Put your data loading and chart creation in analysis.py. Put your custom analysis functions (cleaning, filtering, calculations) in helpers.py. Save charts to output/ so you can include them in your README and presentation.

Project Ideas

Here are some ideas that are realistic for a 3-week timeline. Pick a dataset you find interesting and scope it to the simplest version that produces useful insights.

Spotify Listening History Analyzer — Download your Spotify data (or use a public dataset from Kaggle) and analyze your listening habits. What artists do you listen to most? When do you listen? How has your taste changed? MVP: load the data, show top 10 artists in a bar chart, and one time-based trend chart.

Sports Stats Explorer — Pick a sport and a public stats dataset. Compare players, teams, or seasons. MVP: load a CSV, calculate a few interesting stats (averages, rankings), and create 2-3 comparison charts.

Weather Trends Visualizer — Use historical weather data for a city you care about. Show temperature trends, rainfall patterns, or compare seasons. MVP: load weather CSV, plot monthly average temperature for one year, add a second chart for precipitation.

Survey or Poll Analyzer — Find a public survey dataset (Kaggle has many) and analyze the responses. Who participated? What were the most common answers? Are there interesting correlations?
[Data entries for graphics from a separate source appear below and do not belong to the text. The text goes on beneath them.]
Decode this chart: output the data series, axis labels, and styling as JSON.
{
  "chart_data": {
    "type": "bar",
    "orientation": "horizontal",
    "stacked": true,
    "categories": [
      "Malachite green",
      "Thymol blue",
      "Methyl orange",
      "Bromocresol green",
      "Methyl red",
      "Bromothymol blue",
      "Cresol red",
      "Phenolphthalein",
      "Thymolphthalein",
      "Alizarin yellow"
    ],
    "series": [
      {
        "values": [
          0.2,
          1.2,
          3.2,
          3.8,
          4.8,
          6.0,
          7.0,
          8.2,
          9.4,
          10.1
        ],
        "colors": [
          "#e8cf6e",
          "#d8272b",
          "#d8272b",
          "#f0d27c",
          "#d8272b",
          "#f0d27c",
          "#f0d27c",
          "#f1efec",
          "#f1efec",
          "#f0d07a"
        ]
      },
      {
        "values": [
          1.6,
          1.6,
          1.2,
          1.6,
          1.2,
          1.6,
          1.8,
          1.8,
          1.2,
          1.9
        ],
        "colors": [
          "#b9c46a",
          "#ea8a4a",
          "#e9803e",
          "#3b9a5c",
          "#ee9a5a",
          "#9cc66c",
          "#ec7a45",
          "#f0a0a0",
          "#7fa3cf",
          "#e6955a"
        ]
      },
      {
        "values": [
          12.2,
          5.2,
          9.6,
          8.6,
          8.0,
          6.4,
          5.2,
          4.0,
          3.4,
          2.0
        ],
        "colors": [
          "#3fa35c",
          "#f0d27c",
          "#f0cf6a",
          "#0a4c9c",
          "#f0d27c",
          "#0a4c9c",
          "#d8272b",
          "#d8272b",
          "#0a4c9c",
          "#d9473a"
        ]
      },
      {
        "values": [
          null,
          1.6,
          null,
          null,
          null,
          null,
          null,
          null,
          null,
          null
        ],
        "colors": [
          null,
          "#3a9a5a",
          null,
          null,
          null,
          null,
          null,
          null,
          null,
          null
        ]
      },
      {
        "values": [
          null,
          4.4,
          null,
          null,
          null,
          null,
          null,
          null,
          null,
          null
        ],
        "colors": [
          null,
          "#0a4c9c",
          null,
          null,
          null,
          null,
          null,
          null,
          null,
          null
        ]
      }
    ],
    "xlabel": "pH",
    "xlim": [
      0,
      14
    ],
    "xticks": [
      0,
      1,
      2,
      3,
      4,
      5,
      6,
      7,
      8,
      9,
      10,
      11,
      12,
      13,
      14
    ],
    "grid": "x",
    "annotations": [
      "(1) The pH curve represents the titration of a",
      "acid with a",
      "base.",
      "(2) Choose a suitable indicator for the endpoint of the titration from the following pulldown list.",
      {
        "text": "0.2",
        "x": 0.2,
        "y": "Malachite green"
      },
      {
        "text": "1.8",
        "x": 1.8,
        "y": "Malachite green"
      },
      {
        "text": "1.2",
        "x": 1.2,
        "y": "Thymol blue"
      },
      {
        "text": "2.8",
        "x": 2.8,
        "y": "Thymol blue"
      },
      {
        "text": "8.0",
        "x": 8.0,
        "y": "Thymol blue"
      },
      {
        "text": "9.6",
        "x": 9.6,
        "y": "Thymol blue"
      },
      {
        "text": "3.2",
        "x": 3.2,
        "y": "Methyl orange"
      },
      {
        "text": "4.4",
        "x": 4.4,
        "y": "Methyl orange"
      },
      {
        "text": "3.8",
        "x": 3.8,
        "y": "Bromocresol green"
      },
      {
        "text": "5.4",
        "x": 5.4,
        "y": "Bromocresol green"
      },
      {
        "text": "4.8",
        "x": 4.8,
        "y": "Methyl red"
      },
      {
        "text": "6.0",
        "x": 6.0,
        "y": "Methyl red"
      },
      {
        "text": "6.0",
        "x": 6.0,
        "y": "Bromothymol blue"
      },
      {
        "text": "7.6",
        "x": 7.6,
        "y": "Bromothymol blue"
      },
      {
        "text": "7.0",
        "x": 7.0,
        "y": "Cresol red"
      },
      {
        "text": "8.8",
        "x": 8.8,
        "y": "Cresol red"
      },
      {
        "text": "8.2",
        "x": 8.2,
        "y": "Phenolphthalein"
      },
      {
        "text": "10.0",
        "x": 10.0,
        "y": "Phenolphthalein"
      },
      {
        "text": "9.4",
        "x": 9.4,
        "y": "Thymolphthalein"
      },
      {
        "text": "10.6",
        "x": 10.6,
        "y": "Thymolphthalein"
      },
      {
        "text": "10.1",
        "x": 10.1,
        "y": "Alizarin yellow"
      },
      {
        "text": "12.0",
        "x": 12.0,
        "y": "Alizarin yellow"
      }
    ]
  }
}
MVP: load the data, clean it, create 3-4 charts that tell a story about the results.

Tutorials and Resources

Kaggle Learn: Pandas — free interactive course, covers DataFrames, indexing, grouping, and data types with hands-on exercises
Matplotlib Quick Start — official overview of how Matplotlib works (Figures, Axes, plot types, styling)
Matplotlib Pyplot Tutorial — step-by-step tutorial for line plots, scatter plots, formatting, and subplots
Real Python: Pandas for Data Science — curated learning path from basics through cleaning, visualization, and grouping

Agent Prompts

Use these prompts with your coding agent (Cursor, Claude Code, etc.) to get started. Copy and paste them, then modify to fit your project.

Explore your dataset:

Read my project.spec.md. I have a CSV file at data/[filename].csv. Load it with Pandas, show me the first few rows, list the columns and their data types, and check for missing values. Explain what each column likely represents and suggest 3-4 interesting questions I could answer with this data.

Clean and prepare your data:

Look at my analysis.py and the dataset in data/. The data has some issues — [describe problems like missing values, weird formats, etc.]. Help me write a cleaning function in helpers.py that fixes these issues. Explain each step so I understand what the cleaning does and why.

Create a visualization:

I want to create a bar chart showing [what you want to visualize] from my dataset. Look at my analysis.py and show me how to use Matplotlib to create this chart with a title, axis labels, and clean formatting. Save it to output/ as a PNG. Explain the Matplotlib functions you use.

Tell a story with your data:

Look at my analysis.py and the charts I have created so far. Help me think about what story my data tells. What are the most interesting findings? Suggest 1-2 more charts that would strengthen the narrative. Help me write a summary paragraph I can put in my README.